Les conservateurs se sentent oubliés.
La commission de la culture, de l'éducation et de la communication du Sénat a procédé, le 13 avril dernier, à l'audition de Christophe Vital, président de l'Association générale des conservateurs des collections publiques de France (AGCCPF). Celui-ci a notamment apporté un éclairage intéressant sur la situation et les difficultés des conservateurs. Il a commencé par rappeler l'"évolution spectaculaire, à la fois qualitative et quantitative" des musées de France depuis les années 70. Leur nombre a en effet pratiquement doublé en 50 ans, pour atteindre aujourd'hui 1.418. Cette évolution résulte, bien sûr, des grands chantiers parisiens de l'Etat (nouveau Louvre, Beaubourg, Orsay, Quai Branly...), mais aussi d'"une dynamique portée par les collectivités territoriales". Pendant plusieurs décennies, cette évolution a été soutenue par une forte présence de l'Etat, qui a joué "un rôle d'incitation, d'accompagnement, à travers une administration centrale forte à l'époque et des financements très significatifs - ce qui a d'ailleurs pu avoir des effets pervers, la réflexion sur le coût de fonctionnement des musées n'ayant pas alors été encouragée".
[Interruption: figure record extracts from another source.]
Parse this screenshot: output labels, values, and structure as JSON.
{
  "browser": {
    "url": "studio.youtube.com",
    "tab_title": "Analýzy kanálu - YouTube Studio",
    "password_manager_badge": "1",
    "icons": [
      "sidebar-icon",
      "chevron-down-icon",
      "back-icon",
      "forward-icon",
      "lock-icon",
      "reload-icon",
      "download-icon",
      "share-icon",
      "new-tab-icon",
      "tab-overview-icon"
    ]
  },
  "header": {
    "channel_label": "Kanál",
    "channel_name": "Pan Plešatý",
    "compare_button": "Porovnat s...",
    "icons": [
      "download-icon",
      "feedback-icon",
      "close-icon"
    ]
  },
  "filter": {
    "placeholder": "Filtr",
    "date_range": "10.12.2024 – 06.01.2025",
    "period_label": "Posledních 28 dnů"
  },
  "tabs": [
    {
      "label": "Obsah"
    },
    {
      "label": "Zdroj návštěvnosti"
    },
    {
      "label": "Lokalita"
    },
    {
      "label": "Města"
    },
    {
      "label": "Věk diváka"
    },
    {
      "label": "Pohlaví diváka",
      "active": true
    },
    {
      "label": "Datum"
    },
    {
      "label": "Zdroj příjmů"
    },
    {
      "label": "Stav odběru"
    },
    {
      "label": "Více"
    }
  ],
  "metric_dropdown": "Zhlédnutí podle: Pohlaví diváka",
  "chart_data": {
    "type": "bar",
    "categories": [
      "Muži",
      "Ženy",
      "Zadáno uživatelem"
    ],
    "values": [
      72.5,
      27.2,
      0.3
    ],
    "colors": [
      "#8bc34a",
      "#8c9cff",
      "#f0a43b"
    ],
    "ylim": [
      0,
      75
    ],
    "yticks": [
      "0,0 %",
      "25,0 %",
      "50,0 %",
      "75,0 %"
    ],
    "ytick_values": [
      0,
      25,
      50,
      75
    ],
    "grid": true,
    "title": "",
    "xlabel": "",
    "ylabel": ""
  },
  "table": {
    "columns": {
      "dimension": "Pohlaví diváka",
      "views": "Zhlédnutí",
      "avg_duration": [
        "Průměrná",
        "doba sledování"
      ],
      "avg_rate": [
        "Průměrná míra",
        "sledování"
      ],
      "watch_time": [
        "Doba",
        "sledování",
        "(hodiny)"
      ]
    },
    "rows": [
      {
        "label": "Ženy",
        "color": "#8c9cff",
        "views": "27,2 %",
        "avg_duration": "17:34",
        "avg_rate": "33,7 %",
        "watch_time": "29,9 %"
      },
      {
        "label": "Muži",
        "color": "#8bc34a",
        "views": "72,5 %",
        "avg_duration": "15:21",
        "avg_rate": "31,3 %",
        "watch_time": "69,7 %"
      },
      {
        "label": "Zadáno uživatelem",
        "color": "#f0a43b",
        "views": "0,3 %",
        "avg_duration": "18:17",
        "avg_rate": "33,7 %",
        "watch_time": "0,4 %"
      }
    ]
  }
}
Sans évoquer pour autant un désengagement de l'Etat, le président de l'AGCCPF ressent aujourd'hui "un accompagnement moins fort et un affaiblissement de la direction des musées de France, dû à l'émergence d'établissements publics autonomes et de la Réunion des musées nationaux (RMN), ainsi qu'à la révision générale des politiques publiques (RGPP)".
Mais, au-delà de ces considérations professionnelles, les conservateurs ont aussi du vague à l'âme. Ils ont en effet "le sentiment d'être oubliés dans les textes et rapports". En témoigne notamment le récent rapport de la Cour des comptes qui "insiste sur le travail positif réalisé en matière d'inventaires et de récolements, alors que les conservateurs ne sont jamais cités". Ce sentiment est d'autant plus vif qu'environ cinq cents conservateurs vont partir en retraite dans les cinq à dix prochaines années et que leur remplacement s'annonce difficile. Selon le président de l'AGCCPF, il faudrait en effet plus de trente promotions de l'Institut national du patrimoine (INP) pour assurer la relève...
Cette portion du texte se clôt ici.